# E46 Space saver spare tire



## Ron Stygar (Mar 31, 2002)

Anyone ever notice if there are any balance weights on their space saver spare?


----------



## alpinewhite325i (Jan 20, 2002)

Ron Stygar said:


> *Anyone ever notice if there are any balance weights on their space saver spare? *


My E46 has a full size spare :dunno:


----------



## 3seriesbimmer (Jun 20, 2002)

I believe ALL e46's at least the new ones have a full size spare... I know all the SP cars have a full size spare due to the fact that the tires are performance ones.:thumbup:


----------



## ChrisTO (Jan 24, 2002)

u forgot about the mystery machine. i have a donut in mine and it's a 2001 e46.

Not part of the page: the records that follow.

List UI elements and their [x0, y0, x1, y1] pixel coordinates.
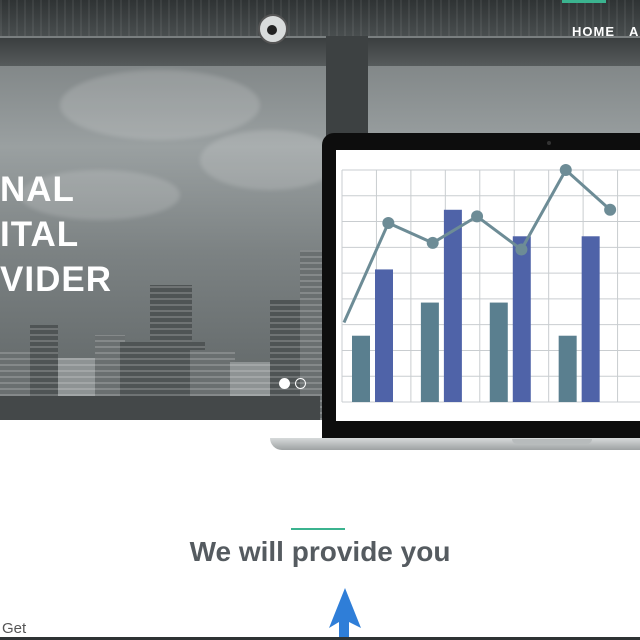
- chart-point: [604, 203, 617, 216]
- main-nav: HOME A: [572, 24, 639, 39]
- chart-bar: [581, 236, 600, 402]
- chart-point: [559, 164, 572, 176]
- slider-dot-2[interactable]: [295, 378, 306, 389]
- slider-dots: [279, 378, 306, 389]
- hero-title-line-2: ITAL: [0, 215, 80, 254]
- chart-bar: [352, 335, 370, 402]
- section-left-text: Get: [2, 620, 27, 637]
- chart-bar: [420, 302, 439, 402]
- chart-point: [426, 236, 439, 249]
- nav-about[interactable]: A: [629, 24, 639, 39]
- chart-point: [471, 210, 484, 223]
- cloud: [60, 70, 260, 140]
- laptop-notch: [512, 439, 592, 444]
- chart: [341, 164, 640, 403]
- section-heading: We will provide you: [189, 536, 451, 567]
- slider-dot-1[interactable]: [279, 378, 290, 389]
- window-pillar: [326, 36, 368, 146]
- section-divider: [291, 528, 345, 530]
- chart-bar: [443, 209, 462, 402]
- laptop-image: [270, 133, 640, 450]
- balcony-rail: [0, 396, 320, 420]
- hero-title-line-3: VIDER: [0, 260, 112, 299]
- laptop-screen: [336, 150, 640, 421]
- cloud: [200, 130, 340, 190]
- chart-point: [515, 243, 528, 256]
- ceiling: [0, 0, 640, 36]
- nav-home[interactable]: HOME: [572, 24, 615, 39]
- chart-point: [382, 217, 395, 230]
- window-rail: [0, 38, 640, 66]
- security-camera-icon: [258, 14, 288, 44]
- chart-bar: [489, 302, 508, 402]
- chart-bar: [375, 269, 393, 402]
- chart-bar: [512, 236, 531, 402]
- up-arrow-icon: [329, 588, 361, 640]
- laptop-screen-bezel: [322, 133, 640, 439]
- nav-active-indicator: [562, 0, 606, 3]
- hero-title-line-1: NAL: [0, 170, 75, 209]
- laptop-camera-icon: [547, 141, 551, 145]
- chart-bar: [558, 335, 577, 402]
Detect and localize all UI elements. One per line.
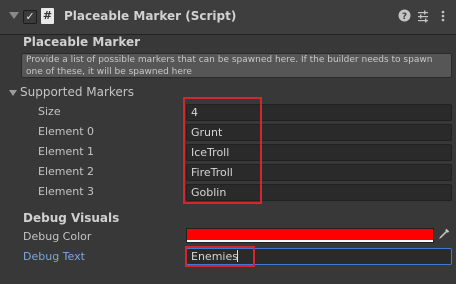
- element-1-label: Element 1: [38, 145, 95, 158]
- svg-text:?: ?: [401, 12, 406, 22]
- help-icon[interactable]: ?: [397, 9, 411, 23]
- supported-markers-foldout[interactable]: Supported Markers: [10, 85, 134, 99]
- highlight-box-debug-text: [185, 246, 255, 267]
- section-title-debug-visuals: Debug Visuals: [23, 211, 120, 225]
- component-foldout-arrow-icon[interactable]: [9, 12, 19, 19]
- component-title: Placeable Marker (Script): [64, 9, 237, 23]
- color-swatch: [187, 229, 433, 240]
- debug-text-label: Debug Text: [23, 250, 85, 263]
- element-0-label: Element 0: [38, 125, 95, 138]
- element-3-label: Element 3: [38, 185, 95, 198]
- presets-icon[interactable]: [416, 9, 430, 23]
- color-alpha-bar: [187, 240, 433, 242]
- highlight-box-markers: [183, 97, 262, 204]
- section-title-placeable-marker: Placeable Marker: [23, 35, 141, 49]
- debug-color-field[interactable]: [186, 228, 434, 243]
- debug-color-label: Debug Color: [23, 230, 92, 243]
- element-2-label: Element 2: [38, 165, 95, 178]
- eyedropper-icon[interactable]: [436, 228, 452, 243]
- more-options-icon[interactable]: [436, 9, 450, 23]
- component-enabled-checkbox[interactable]: ✓: [23, 10, 37, 24]
- script-icon: #: [41, 8, 54, 24]
- help-box: Provide a list of possible markers that …: [21, 53, 452, 78]
- size-label: Size: [38, 105, 61, 118]
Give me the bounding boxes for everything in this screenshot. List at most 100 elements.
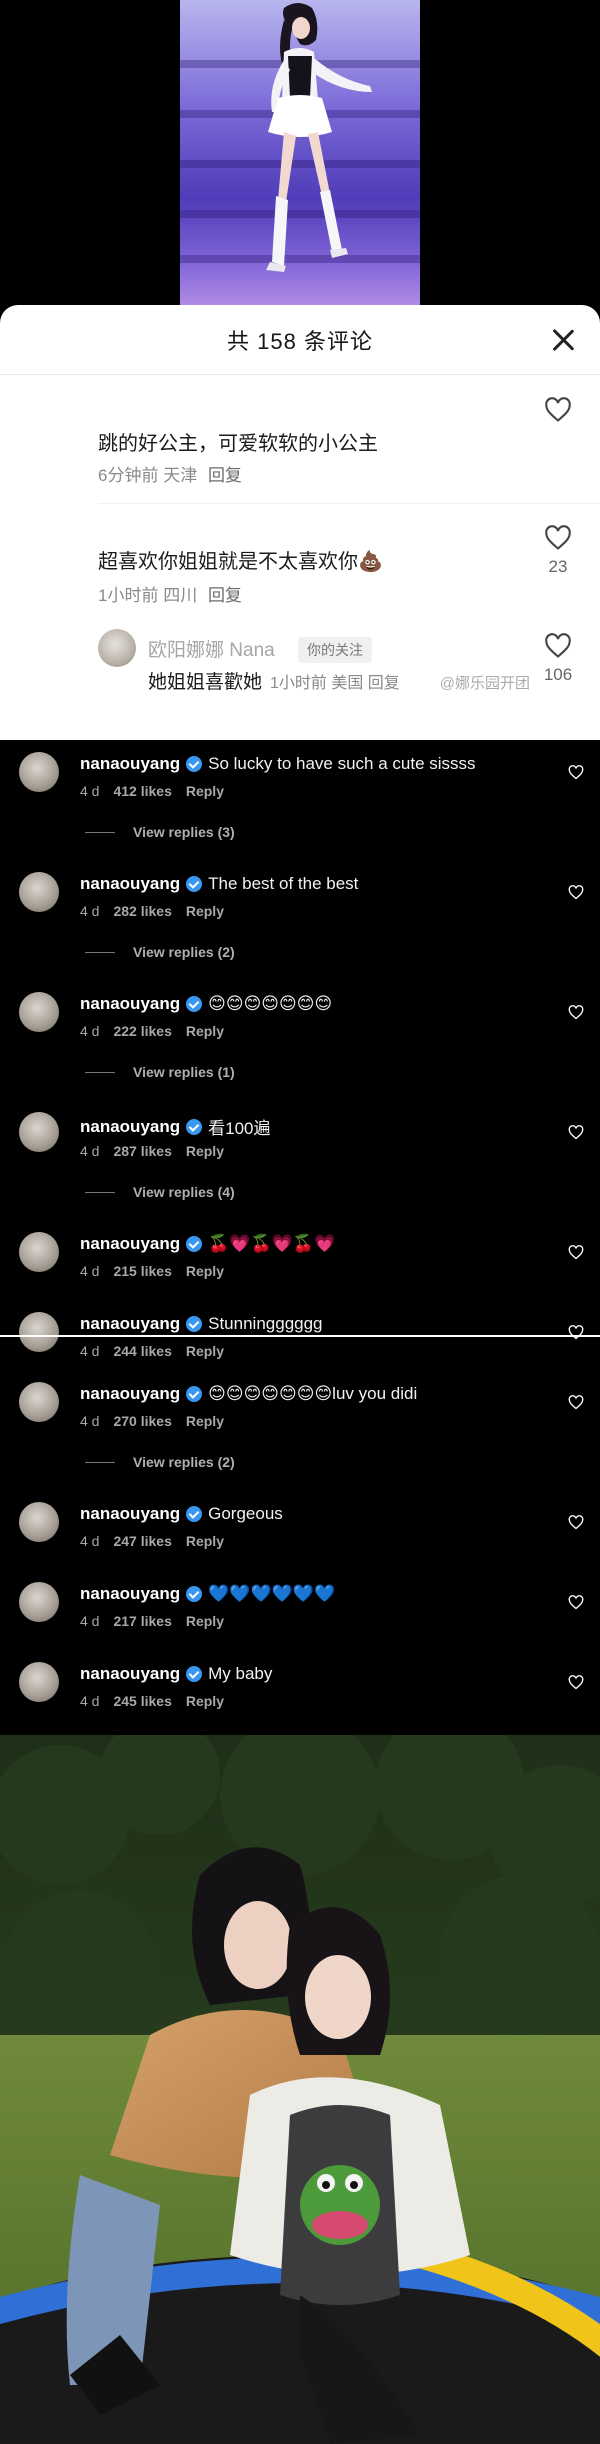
like-count: 106 xyxy=(543,665,573,684)
ig-reply-button[interactable]: Reply xyxy=(186,903,224,919)
view-replies-button[interactable]: View replies (4) xyxy=(85,1184,235,1200)
ig-comment-meta: 4 d 282 likes Reply xyxy=(80,903,224,919)
ig-comment-text: 😊😊😊😊😊😊😊 xyxy=(208,994,333,1013)
comment-item: 23 超喜欢你姐姐就是不太喜欢你💩 1小时前 四川 回复 xyxy=(0,505,600,615)
divider xyxy=(85,1071,115,1073)
comment-text: 超喜欢你姐姐就是不太喜欢你💩 xyxy=(98,551,383,573)
view-replies-button[interactable]: View replies (3) xyxy=(85,824,235,840)
ig-comment-text: Gorgeous xyxy=(208,1504,283,1523)
ig-comment-age: 4 d xyxy=(80,1343,100,1359)
sub-reply-item: 欧阳娜娜 Nana 你的关注 106 她姐姐喜歡她 1小时前 美国 回复 @娜乐园… xyxy=(0,615,600,740)
avatar[interactable] xyxy=(19,1662,59,1702)
ig-comment-meta: 4 d 244 likes Reply xyxy=(80,1343,224,1359)
avatar[interactable] xyxy=(19,752,59,792)
ig-username[interactable]: nanaouyang xyxy=(80,1314,180,1334)
ig-comment-meta: 4 d 217 likes Reply xyxy=(80,1613,224,1629)
ig-username[interactable]: nanaouyang xyxy=(80,754,180,774)
ig-comment-age: 4 d xyxy=(80,903,100,919)
ig-comment-row: nanaouyang So lucky to have such a cute s… xyxy=(0,740,600,850)
heart-outline-icon[interactable] xyxy=(568,1515,584,1530)
ig-comment-text: The best of the best xyxy=(208,874,359,893)
ig-reply-button[interactable]: Reply xyxy=(186,1613,224,1629)
avatar[interactable] xyxy=(19,1112,59,1152)
ig-comment-row: nanaouyang My baby 4 d 245 likes Reply xyxy=(0,1650,600,1725)
screenshot-collage: 共 158 条评论 跳的好公主，可爱软软的小公主 6分钟前 天津 回复 23 超… xyxy=(0,0,600,2444)
ig-username[interactable]: nanaouyang xyxy=(80,1664,180,1684)
ig-username[interactable]: nanaouyang xyxy=(80,1584,180,1604)
heart-outline-icon[interactable] xyxy=(568,1125,584,1140)
ig-comment-age: 4 d xyxy=(80,1693,100,1709)
avatar[interactable] xyxy=(98,629,136,667)
ig-username[interactable]: nanaouyang xyxy=(80,1234,180,1254)
ig-reply-button[interactable]: Reply xyxy=(186,1413,224,1429)
avatar[interactable] xyxy=(19,1502,59,1542)
ig-reply-button[interactable]: Reply xyxy=(186,1263,224,1279)
dancer-figure xyxy=(266,3,372,272)
ig-comment-meta: 4 d 412 likes Reply xyxy=(80,783,224,799)
view-replies-button[interactable]: View replies (1) xyxy=(85,1064,235,1080)
heart-outline-icon[interactable] xyxy=(568,1675,584,1690)
ig-username[interactable]: nanaouyang xyxy=(80,1117,180,1137)
ig-comment-text: 看100遍 xyxy=(208,1119,271,1138)
verified-badge-icon xyxy=(186,1666,203,1682)
ig-username[interactable]: nanaouyang xyxy=(80,874,180,894)
heart-outline-icon[interactable] xyxy=(568,885,584,900)
ig-like-count: 217 likes xyxy=(113,1613,172,1629)
heart-outline-icon[interactable] xyxy=(568,1245,584,1260)
ig-comment-age: 4 d xyxy=(80,1263,100,1279)
ig-comment-meta: 4 d 215 likes Reply xyxy=(80,1263,224,1279)
verified-badge-icon xyxy=(186,876,203,892)
ig-comment-age: 4 d xyxy=(80,1143,100,1159)
ig-like-count: 244 likes xyxy=(113,1343,172,1359)
avatar[interactable] xyxy=(19,872,59,912)
heart-outline-icon[interactable] xyxy=(568,765,584,780)
heart-outline-icon[interactable] xyxy=(568,1325,584,1340)
ig-reply-button[interactable]: Reply xyxy=(186,783,224,799)
view-replies-label: View replies (2) xyxy=(133,944,235,960)
ig-username[interactable]: nanaouyang xyxy=(80,994,180,1014)
reply-author-name[interactable]: 欧阳娜娜 Nana xyxy=(148,635,275,662)
reply-link[interactable]: 回复 xyxy=(208,586,242,605)
view-replies-button[interactable]: View replies (2) xyxy=(85,944,235,960)
reply-link[interactable]: 回复 xyxy=(208,466,242,485)
ig-reply-button[interactable]: Reply xyxy=(186,1023,224,1039)
ig-reply-button[interactable]: Reply xyxy=(186,1343,224,1359)
dance-video-player[interactable] xyxy=(0,0,600,305)
heart-outline-icon[interactable] xyxy=(544,397,572,423)
ig-reply-button[interactable]: Reply xyxy=(186,1143,224,1159)
ig-like-count: 222 likes xyxy=(113,1023,172,1039)
comment-meta: 1小时前 四川 回复 xyxy=(98,581,242,606)
avatar[interactable] xyxy=(19,1382,59,1422)
comment-location: 天津 xyxy=(163,466,198,485)
ig-username[interactable]: nanaouyang xyxy=(80,1504,180,1524)
reply-meta[interactable]: 1小时前 美国 回复 xyxy=(270,675,400,692)
ig-reply-button[interactable]: Reply xyxy=(186,1693,224,1709)
comment-time: 6分钟前 xyxy=(98,466,159,485)
divider xyxy=(85,951,115,953)
avatar[interactable] xyxy=(19,1582,59,1622)
avatar[interactable] xyxy=(19,1312,59,1352)
view-replies-button[interactable]: View replies (2) xyxy=(85,1454,235,1470)
heart-outline-icon[interactable] xyxy=(568,1005,584,1020)
ig-reply-button[interactable]: Reply xyxy=(186,1533,224,1549)
like-count: 23 xyxy=(548,557,568,576)
ig-comment-line: nanaouyang 🍒💗🍒💗🍒💗 xyxy=(80,1234,335,1254)
reply-text: 她姐姐喜歡她 xyxy=(148,672,263,693)
ig-comment-line: nanaouyang Gorgeous xyxy=(80,1504,283,1524)
avatar[interactable] xyxy=(19,1232,59,1272)
close-icon[interactable] xyxy=(548,325,578,355)
avatar[interactable] xyxy=(19,992,59,1032)
screenshot-seam xyxy=(0,1335,600,1337)
ig-username[interactable]: nanaouyang xyxy=(80,1384,180,1404)
heart-outline-icon[interactable] xyxy=(544,525,572,551)
ig-comment-line: nanaouyang 😊😊😊😊😊😊😊 xyxy=(80,994,332,1014)
heart-outline-icon[interactable] xyxy=(568,1595,584,1610)
comment-text: 跳的好公主，可爱软软的小公主 xyxy=(98,433,378,455)
ig-like-count: 270 likes xyxy=(113,1413,172,1429)
verified-badge-icon xyxy=(186,1506,203,1522)
heart-outline-icon[interactable] xyxy=(568,1395,584,1410)
heart-outline-icon[interactable] xyxy=(544,633,572,659)
ig-comment-age: 4 d xyxy=(80,1023,100,1039)
ig-comment-row: nanaouyang 看100遍 4 d 287 likes Reply View rep… xyxy=(0,1100,600,1210)
ig-comment-meta: 4 d 270 likes Reply xyxy=(80,1413,224,1429)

never underestimate the power of the mystery machine with it's weight saving advantages. 



3seriesbimmer said:


> *I believe ALL e46's at least the new ones have a full size spare... I know all the SP cars have a full size spare due to the fact that the tires are performance ones.:thumbup: *


----------



## jerril (Mar 21, 2003)

the convertibles have the baby tires


----------



## pmb1010 (Aug 26, 2002)

My 03 330xi Sport came with the small spare tire 
:thumbdwn:


----------



## Plaz (Dec 19, 2001)

I think you get the space saver if you opt for the 18" wheel option.


----------



## GimpyMcFarlan (Aug 13, 2002)

Plaz said:


> *I think you get the space saver if you opt for the 18" wheel option. *


I have the 18" wheel option and have the baby spare tire. I did not see any wheel weights on it.


----------



## Cliff (Apr 19, 2002)

Ron Stygar said:


> *Anyone ever notice if there are any balance weights on their space saver spare? *


I had mine mounted most of last Monday  I'm fairly sure I didn't see any balance weights. It's buried under detailing supplies once again...


----------